The benchmark S&P 500 index, meanwhile, is up about 7 percent this year.
Some Asia-focused hedge funds that go long and short stocks are posting mediocre numbers. HSBC Private Bank reports the Chilton China Opportunities Fund was up a little under 1 percent as of June 22, while the Pinpoint China Class A Fund was up about 1.3 percent over the same period.
As a whole, however, emerging market stock funds are performing far better than last year, when the group posted a 20 percent decline. But after a fast 13.1 percent gain in the first quarter of 2012, emerging market funds as a group gave back more than half of those gains in the second-quarter.
Now the worry is that with China’s economy slowing, emerging market funds may see further losses in the second-half of 2012, especially if other BRIC nations experience even slower growth.
Bill Rocco, a Morningstar analyst, said China is showing that it is vulnerable to the financial crisis in Europe and the less than robust economy in the U.S.
“I’m always wary of people trying to pick this market or that market,” he said.
On top of that, some investors are beginning to become more cautious about China’s growth estimates.
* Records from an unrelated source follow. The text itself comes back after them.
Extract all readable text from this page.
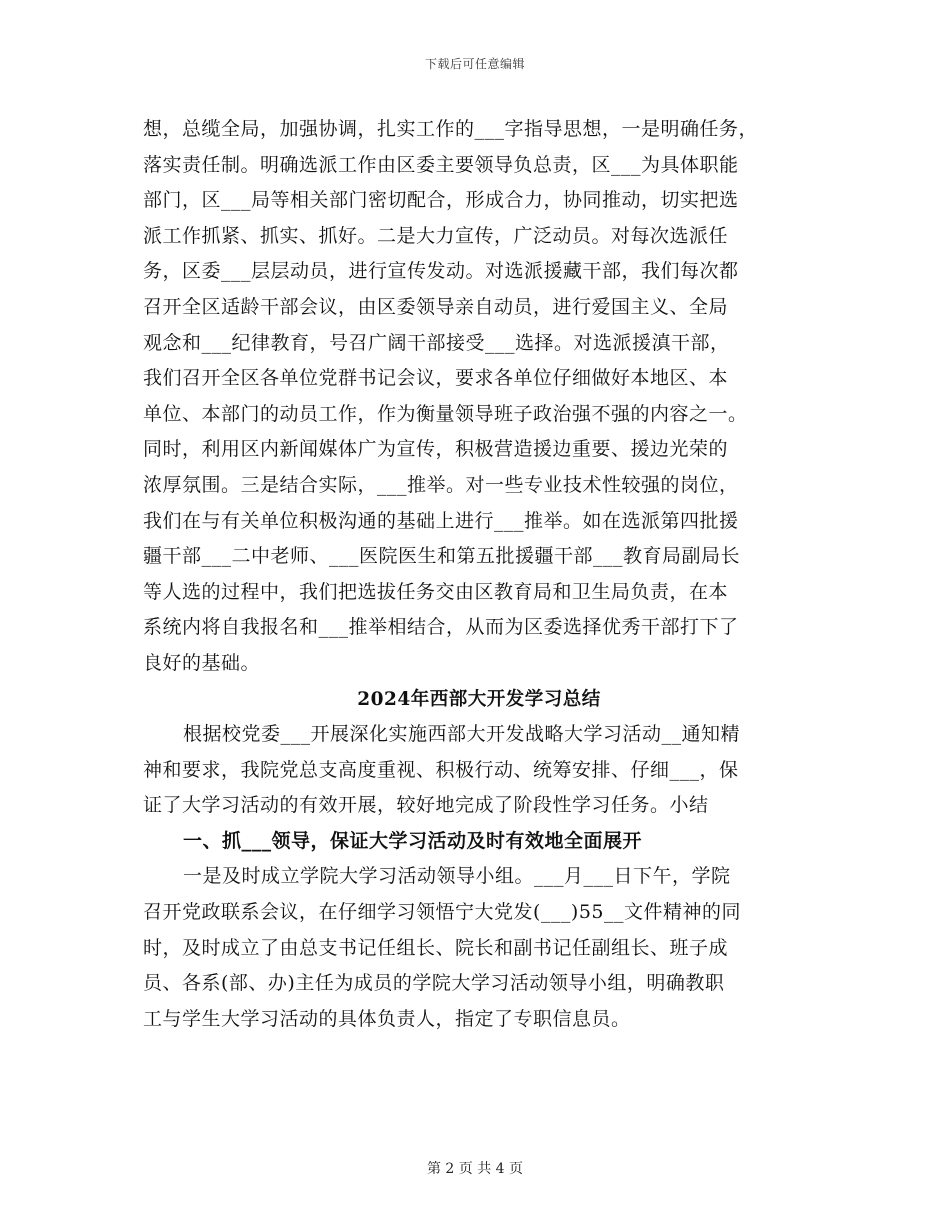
下载后可任意编辑
想，总缆全局，加强协调，扎实工作的___字指导思想，一是明确任务，
落实责任制。明确选派工作由区委主要领导负总责，区___为具体职能
部门，区___局等相关部门密切配合，形成合力，协同推动，切实把选
派工作抓紧、抓实、抓好。二是大力宣传，广泛动员。对每次选派任
务，区委___层层动员，进行宣传发动。对选派援藏干部，我们每次都
召开全区适龄干部会议，由区委领导亲自动员，进行爱国主义、全局
观念和___纪律教育，号召广阔干部接受___选择。对选派援滇干部，
我们召开全区各单位党群书记会议，要求各单位仔细做好本地区、本
单位、本部门的动员工作，作为衡量领导班子政治强不强的内容之一。
同时，利用区内新闻媒体广为宣传，积极营造援边重要、援边光荣的
浓厚氛围。三是结合实际，___推举。对一些专业技术性较强的岗位，
我们在与有关单位积极沟通的基础上进行___推举。如在选派第四批援
疆干部___二中老师、___医院医生和第五批援疆干部___教育局副局长
等人选的过程中，我们把选拔任务交由区教育局和卫生局负责，在本
系统内将自我报名和___推举相结合，从而为区委选择优秀干部打下了
良好的基础。
2024年西部大开发学习总结
根据校党委___开展深化实施西部大开发战略大学习活动__通知精
神和要求，我院党总支高度重视、积极行动、统筹安排、仔细___，保
证了大学习活动的有效开展，较好地完成了阶段性学习任务。小结
一、抓___领导，保证大学习活动及时有效地全面展开
一是及时成立学院大学习活动领导小组。___月___日下午，学院
召开党政联系会议，在仔细学习领悟宁大党发(___)55__文件精神的同
时，及时成立了由总支书记任组长、院长和副书记任副组长、班子成
员、各系(部、办)主任为成员的学院大学习活动领导小组，明确教职
工与学生大学习活动的具体负责人，指定了专职信息员。
第 2 页 共 4 页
Cameron Brandt, director of research for EPFR Global, said investors are showing “growing discomfit with official statistics” from China.
Then again, recent history suggests that emerging market countries will still outperform the rest of the world. From 2009 to 2011, the economies of the BRIC nations grew at rates that were 2 to 3 percentage points higher than most other nations, including Europe and the U.S.
BRIC boosters like O’Neill point out that even if China’s growth slows it will still far outpace the average 2.8 percent growth recorded last year by the G-20 nations. The most recent World Bank estimate is that China’s gross domestic product for 2012 will be 8.2 percent, down from 9.2 percent last year and 10.4 percent in 2010.
Jean-Charles Sambor, director of fixed income at $1.7 billion Everest Capital, a Miami hedge fund that focuses on emerging markets, said what is happening in China and the other BRIC nations is that economic growth is returning to a more sustainable level. He said Chinese export growth for the year is around 12.7 percent after hitting 20 percent in 2010. Some of that is the result of economic woes elsewhere.
“The rebalancing towards less export-driven to domestic consumption ... is happening in most BRIC countries and most emerging markets,” said Sambor. “The story remains very strong.”